Page MenuHomePhabricator

Autocomplete search results do not list exact match (disambiguation page) first
Closed, DeclinedPublicBUG REPORT

Description

Search by the non-existing tem "ebc" (lowercase).

What happens?:
The first hit is "EBCDIC".

What should have happened instead?:
The first search hit should have been the existing page "EBC" (uppercase).

Software version (skip for WMF-hosted wikis like Wikipedia):
English Wikipedia

Other information (browser name/version, screenshots, etc.):

Screenshot_20230101-182902.png (2×1 px, 308 KB)

Event Timeline

matmarex subscribed.

I think they usually are, for example "prc" gives "PRC" as the first result and not "PRC1" and other pages with that prefix.

I wonder if "EBC" is getting intentionally deprioritized in the results because it's a disambiguation page?

This has nothing to do with case sensitive or not - both EBCDIC and EBC have capital letters only

Aklapper renamed this task from search results should be case insensitive to Automcomplete search results do not list exact match (disambiguation page) first.Jan 2 2023, 11:14 AM
Gehel subscribed.

Search is always about heuristic and trade-offs, in this case, the heuristic does not match the exact expectations. This probably happens only on short queries. As such, we will not invest time into optimizing for this specific case. This could also be fixed by redirects (and is already the case for a lot of cases).

Feel free to disagree and re-open.

I agree with @Gehel, but wanted to add some details, answer some questions, and provide a specific workaround.

BTW, @matmarex, we don't deprioritize disambiguation pages in autocomplete results. Part of the reason that prc gives "China" as the first result is that someone added a redirect for Prc (there is some magic to capitalize the first letter of a query since titles always (or nearly always) have a capitalized first letter). If you use "random" capitalization (like, pRc) you don't get China/Prc/PRC as the first result—you get "PRC1". Typing PrC gives "PRC (disambiguation)", because of an exact case-matching redirect.

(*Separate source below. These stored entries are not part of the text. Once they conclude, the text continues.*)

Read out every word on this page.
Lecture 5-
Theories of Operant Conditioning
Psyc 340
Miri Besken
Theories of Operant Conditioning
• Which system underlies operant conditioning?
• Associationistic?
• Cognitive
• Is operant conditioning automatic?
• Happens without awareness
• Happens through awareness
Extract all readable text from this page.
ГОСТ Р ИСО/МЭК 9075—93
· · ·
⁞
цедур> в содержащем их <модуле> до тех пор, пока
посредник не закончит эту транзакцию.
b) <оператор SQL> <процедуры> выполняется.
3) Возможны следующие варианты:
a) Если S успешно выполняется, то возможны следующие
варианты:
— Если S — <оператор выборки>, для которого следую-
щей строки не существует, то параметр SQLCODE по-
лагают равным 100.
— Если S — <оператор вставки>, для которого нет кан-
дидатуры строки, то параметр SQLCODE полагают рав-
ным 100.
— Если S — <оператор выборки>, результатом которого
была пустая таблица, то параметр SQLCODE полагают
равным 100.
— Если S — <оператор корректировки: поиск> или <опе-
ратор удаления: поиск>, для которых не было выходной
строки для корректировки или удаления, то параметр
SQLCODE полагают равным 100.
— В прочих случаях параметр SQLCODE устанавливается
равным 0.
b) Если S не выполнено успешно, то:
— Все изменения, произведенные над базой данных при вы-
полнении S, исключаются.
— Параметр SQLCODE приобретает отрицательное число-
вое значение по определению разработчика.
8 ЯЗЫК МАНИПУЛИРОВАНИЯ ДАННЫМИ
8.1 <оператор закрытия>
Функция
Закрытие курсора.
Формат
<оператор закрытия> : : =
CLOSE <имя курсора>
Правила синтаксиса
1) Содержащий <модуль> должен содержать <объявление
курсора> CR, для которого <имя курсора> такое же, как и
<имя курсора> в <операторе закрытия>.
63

Allowing normalized queries to match for the purposes of "exact matching" for the top spot in autocomplete results would lead to ambiguities, especially in shorter queries. A, Å, Ä, Á, À, Â, Ã, etc. would all be competing for the top spot in a search for any of them, too. There are plenty of titles that differ only by accent (especially in other wikis, like Wiktionary), but also ones that differ only by case, eg Mcg and McG, ConFLiCT/Conflict, TWiT/Twit, etc. in English Wikipedia. Generally, doing partial matching and ranking by popularity works well, but nothing is 100%, and the shorter the query, the more ambiguity.

In general, handling case-only differences differently would likely be too expensive for autocomplete, which has to be super fast. (It is all done with a pre-built data structure held in memory; we can't make that structure vastly bigger—there isn't room in memory to hold it—or require accessing another data source—that would be too slow to be able to return results for almost every keystroke.)

Also of note, searching for ebc gives the desired result here, because the algorithm for finding an "exact match" title for routing to an article can take a couple hundred extra milliseconds to do more normalization, and there are no other contenders.

@Fgnievinski, if this is a common problem for this very specific query, then adding a redirect from "Ebc" to "EBC" would create an exact match for the purposes of autocomplete. I know that's not ideal, but it isn't often necessary, so it has historically been a reasonable compromise.

I've tried creating a redirect "Ebc" to the existing dab "EBC":
https://en.wikipedia.org/w/index.php?title=Ebc&redirect=no
Now, searching for "Ebc" correctly produces EBC as the first hit.
However, searching for "ebc" still produces EBCDIC.
Is it a side effect of the inability to create pages with a lowercase initial?
Since lowercase is the default keyboard setting for most users,
I still think a denormalization would improve the user experience.
Would it be terribly expensive to create all-lowercase shadows of every term?
Although it'd duplicate the memory requirements, it's still the same order of magnitude.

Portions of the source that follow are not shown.